Atlantic Canada has suffered significant “outmigration” over the last 20 years, particularly to the economically freer Ontario and Alberta and also to the United States. Over that period, 66,396 more people left Atlantic Canada than moved into the region. Roughly speaking, this means that over the period, the region lost one in every 36 residents to net outmigration. While the COVID crisis has reversed that trend, the underlying conditions have not changed and the current uptick of in-migration is likely temporary.

Economic freedom—the ability of individuals to make their own economic decisions about what to buy, where to work and whether to start a business—is fundamental to prosperity. Economic freedom requires openness to trade, sensible regulation and reasonably-sized government.

According to the report, out of all Canadian provinces and U.S. states (that’s a total of 60 jurisdictions), Prince Edward Island is the least economically free and ranks last at 60th followed by Newfoundland and Labrador (59th), Nova Scotia (58th) and New Brunswick (57th). Alberta (33rd) is once again the top-ranking Canadian province.

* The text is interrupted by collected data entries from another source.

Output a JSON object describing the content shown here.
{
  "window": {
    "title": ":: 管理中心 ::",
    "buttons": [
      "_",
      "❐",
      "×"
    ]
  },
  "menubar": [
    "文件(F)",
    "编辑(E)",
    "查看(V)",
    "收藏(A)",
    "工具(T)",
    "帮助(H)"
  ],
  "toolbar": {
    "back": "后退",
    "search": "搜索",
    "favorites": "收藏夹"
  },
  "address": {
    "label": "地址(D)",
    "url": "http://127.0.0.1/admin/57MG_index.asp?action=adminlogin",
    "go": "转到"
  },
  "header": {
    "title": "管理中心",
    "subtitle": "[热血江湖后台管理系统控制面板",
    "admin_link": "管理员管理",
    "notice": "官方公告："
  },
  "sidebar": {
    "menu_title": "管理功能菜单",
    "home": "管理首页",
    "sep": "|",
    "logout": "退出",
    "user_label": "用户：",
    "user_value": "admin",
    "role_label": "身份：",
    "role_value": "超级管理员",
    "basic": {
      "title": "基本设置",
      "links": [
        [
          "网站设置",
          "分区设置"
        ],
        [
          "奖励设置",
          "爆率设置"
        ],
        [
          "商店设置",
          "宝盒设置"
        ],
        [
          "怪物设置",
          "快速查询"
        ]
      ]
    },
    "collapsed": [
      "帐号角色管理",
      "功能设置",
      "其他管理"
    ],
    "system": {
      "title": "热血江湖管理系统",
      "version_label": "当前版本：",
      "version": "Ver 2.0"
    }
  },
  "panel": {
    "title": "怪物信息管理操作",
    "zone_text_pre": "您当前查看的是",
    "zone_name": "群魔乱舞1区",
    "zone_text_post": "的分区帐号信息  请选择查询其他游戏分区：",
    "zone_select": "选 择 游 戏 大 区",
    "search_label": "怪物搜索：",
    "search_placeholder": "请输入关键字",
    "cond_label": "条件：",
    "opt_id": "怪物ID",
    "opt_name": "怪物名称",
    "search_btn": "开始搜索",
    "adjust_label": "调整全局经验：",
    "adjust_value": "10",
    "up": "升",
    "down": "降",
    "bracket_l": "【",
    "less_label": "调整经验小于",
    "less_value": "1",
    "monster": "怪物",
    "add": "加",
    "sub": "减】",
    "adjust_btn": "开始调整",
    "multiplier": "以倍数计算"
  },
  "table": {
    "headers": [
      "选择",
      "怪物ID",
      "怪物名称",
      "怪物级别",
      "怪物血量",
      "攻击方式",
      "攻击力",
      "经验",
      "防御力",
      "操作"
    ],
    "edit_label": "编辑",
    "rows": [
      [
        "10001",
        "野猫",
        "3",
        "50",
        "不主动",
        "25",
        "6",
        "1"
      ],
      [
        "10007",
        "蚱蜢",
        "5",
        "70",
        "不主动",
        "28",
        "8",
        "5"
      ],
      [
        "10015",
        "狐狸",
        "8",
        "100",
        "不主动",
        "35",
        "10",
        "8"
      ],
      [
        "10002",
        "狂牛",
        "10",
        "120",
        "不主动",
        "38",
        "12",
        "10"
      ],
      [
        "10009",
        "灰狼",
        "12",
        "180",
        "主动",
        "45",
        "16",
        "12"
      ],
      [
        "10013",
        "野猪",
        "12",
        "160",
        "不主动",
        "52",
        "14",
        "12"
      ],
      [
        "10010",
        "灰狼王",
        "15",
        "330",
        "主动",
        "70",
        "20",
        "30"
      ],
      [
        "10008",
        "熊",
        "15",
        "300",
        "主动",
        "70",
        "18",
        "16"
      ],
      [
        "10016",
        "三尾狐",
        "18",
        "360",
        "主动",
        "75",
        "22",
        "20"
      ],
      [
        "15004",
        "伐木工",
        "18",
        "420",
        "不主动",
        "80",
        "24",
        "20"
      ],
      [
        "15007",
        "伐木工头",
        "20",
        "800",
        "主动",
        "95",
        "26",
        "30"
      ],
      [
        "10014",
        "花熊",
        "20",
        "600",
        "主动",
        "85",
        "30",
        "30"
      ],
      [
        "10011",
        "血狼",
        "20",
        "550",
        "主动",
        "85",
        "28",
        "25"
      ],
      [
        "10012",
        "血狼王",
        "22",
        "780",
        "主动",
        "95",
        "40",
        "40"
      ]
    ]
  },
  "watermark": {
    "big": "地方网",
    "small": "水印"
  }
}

An immense body of research shows that economically free jurisdictions grow faster, create more jobs and reduce poverty at much higher rates than non-economically free jurisdictions. So it’s hardly surprising that economically unfree places continually suffer outmigration to freer jurisdictions.

In Atlantic Canada, the key problem is oversized government, which replaces free exchange with government fiat. Consider this—across Canada, government spending equals 40 per cent (on average) of the economy compared to 55 per cent in Atlantic Canada (in 2019 pre-COVID). In Sweden, a country known for its large government sector and generous social programs, government spending equals only about 50 per cent of GDP.

Atlantic Canada also suffers from a much less business-friendly environment than Sweden. Although data are not available at the provincial level, Canada ranks 23rd in the world in the World Bank’s “Ease of Doing Business” report compared to Sweden’s 10th; in Transparency International’s corruption measure, Canada ranks 12th compared to Sweden’s 4th. So Atlantic Canada has a larger government than Sweden and a less friendly business environment. This undermines economic growth and leads people to seek freedom and opportunity in other places.

Again, for Atlantic Canada, outmigration is greatest among the most-needed demographic for the region’s future. Six out of 10 of the net migration losses were people between 20 and 44 years of age, contributing to the aging of the region.

Consequently, the Atlantic provinces have the largest share of seniors (as a portion of the population) among all provinces, led by Newfoundland and Labrador at 21.4 per cent of its population followed by New Brunswick (21.3 per cent), Nova Scotia (20.8 per cent) and Prince Edward Island (19.7 per cent) compared to Canada’s provincial average of 16.7 per cent.

The net outmigration of Atlantic Canada’s most productive demographic further threatens growth and government revenues, hurting the region’s already weak government fiscal position. To illustrate, each Maritimer is on the hook for about $50,000 in government debt; in Newfoundland and Labrador, that number jumps to $65,200 per person.

For Atlantic Canada to regain dynamism and ensure a future for its young people, governments in every provincial capital must empower Atlantic Canadians to produce the prosperity and growth that will keep people in the region and attract new people.